Des pistes pour vivre ensemble
Le colloque se poursuivit avec des communications qui, bien que plus classiques, illustraient assez bien ce constat peu optimiste mais plutôt réaliste. Les espèces présentées comme sujets d’études et de recherches, faisant l’objet d’un souci de diplomatie avec les humains et pour lesquelles les humains doivent développer de la diplomatie entre eux, sont le castor, les chauves- souris, le lynx, le loup, l’ours et le blaireau en ce qui concerne la faune indigène. Quelques communications évoquèrent des espèces plus lointaines (le jaguar et le tigre).
Le profil des intervenantes et des intervenants, biologistes d’un côté, ou formés aux sciences humaines et sociales de l’autre, souvent jeunes, montre l’arrivée d’une nouvelle génération de chercheurs.

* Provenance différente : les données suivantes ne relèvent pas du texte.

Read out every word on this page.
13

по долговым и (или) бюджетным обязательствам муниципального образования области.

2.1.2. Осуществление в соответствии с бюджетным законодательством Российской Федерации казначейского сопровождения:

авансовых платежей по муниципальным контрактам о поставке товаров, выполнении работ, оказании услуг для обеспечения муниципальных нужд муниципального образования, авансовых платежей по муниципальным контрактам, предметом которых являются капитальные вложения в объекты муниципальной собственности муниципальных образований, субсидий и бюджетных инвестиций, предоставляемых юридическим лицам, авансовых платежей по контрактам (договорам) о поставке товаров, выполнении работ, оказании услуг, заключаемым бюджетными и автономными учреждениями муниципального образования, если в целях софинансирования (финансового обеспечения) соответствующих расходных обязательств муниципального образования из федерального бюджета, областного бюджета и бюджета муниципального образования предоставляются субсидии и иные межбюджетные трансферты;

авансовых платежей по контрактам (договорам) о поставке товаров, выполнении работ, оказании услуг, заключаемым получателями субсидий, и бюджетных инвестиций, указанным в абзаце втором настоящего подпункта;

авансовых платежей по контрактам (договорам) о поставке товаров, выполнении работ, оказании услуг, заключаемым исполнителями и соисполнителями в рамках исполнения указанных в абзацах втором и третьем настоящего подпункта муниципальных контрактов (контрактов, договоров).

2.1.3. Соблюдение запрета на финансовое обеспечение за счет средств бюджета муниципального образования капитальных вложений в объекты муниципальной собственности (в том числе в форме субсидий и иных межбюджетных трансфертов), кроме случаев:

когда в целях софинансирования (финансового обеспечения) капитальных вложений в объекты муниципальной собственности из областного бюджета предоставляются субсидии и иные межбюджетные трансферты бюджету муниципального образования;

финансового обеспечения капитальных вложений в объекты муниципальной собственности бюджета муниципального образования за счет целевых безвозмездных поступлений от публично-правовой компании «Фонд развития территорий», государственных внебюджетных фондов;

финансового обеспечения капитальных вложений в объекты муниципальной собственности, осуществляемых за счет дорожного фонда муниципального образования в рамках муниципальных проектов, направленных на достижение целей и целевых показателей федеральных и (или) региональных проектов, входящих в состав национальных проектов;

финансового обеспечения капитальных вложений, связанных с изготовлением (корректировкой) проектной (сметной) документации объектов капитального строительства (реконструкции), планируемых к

Il faut espérer que leur enthousiasme, comme leurs compétences, mettent bien en avant cette diplomatie tellement nécessaire pour débloquer des situations encore tendues. Dans le cas des grands prédateurs par exemple, il faut rappeler que les difficultés des filières de productions ovines françaises sont bien antérieures à leurs retours. Les données économiques montrent qu’ils pourraient même représenter un atout : selon les statistiques du ministère de l’Agriculture, ce sont dans les régions où le loup est présent que les exploitations avec des élevages ovins se portent le mieux. Les plus petites espèces pâtissent quant à elles souvent uniquement des perceptions erronées et du manque d’informations du public à leur égard.
En attendant les actes de ce colloque, prévus pour dans quelques mois, les présentations, les échanges, les discussions et les débats ont déjà ouvert quelques pistes de réflexion de nature à renforcer le « vivre ensemble » au sein des mammifères.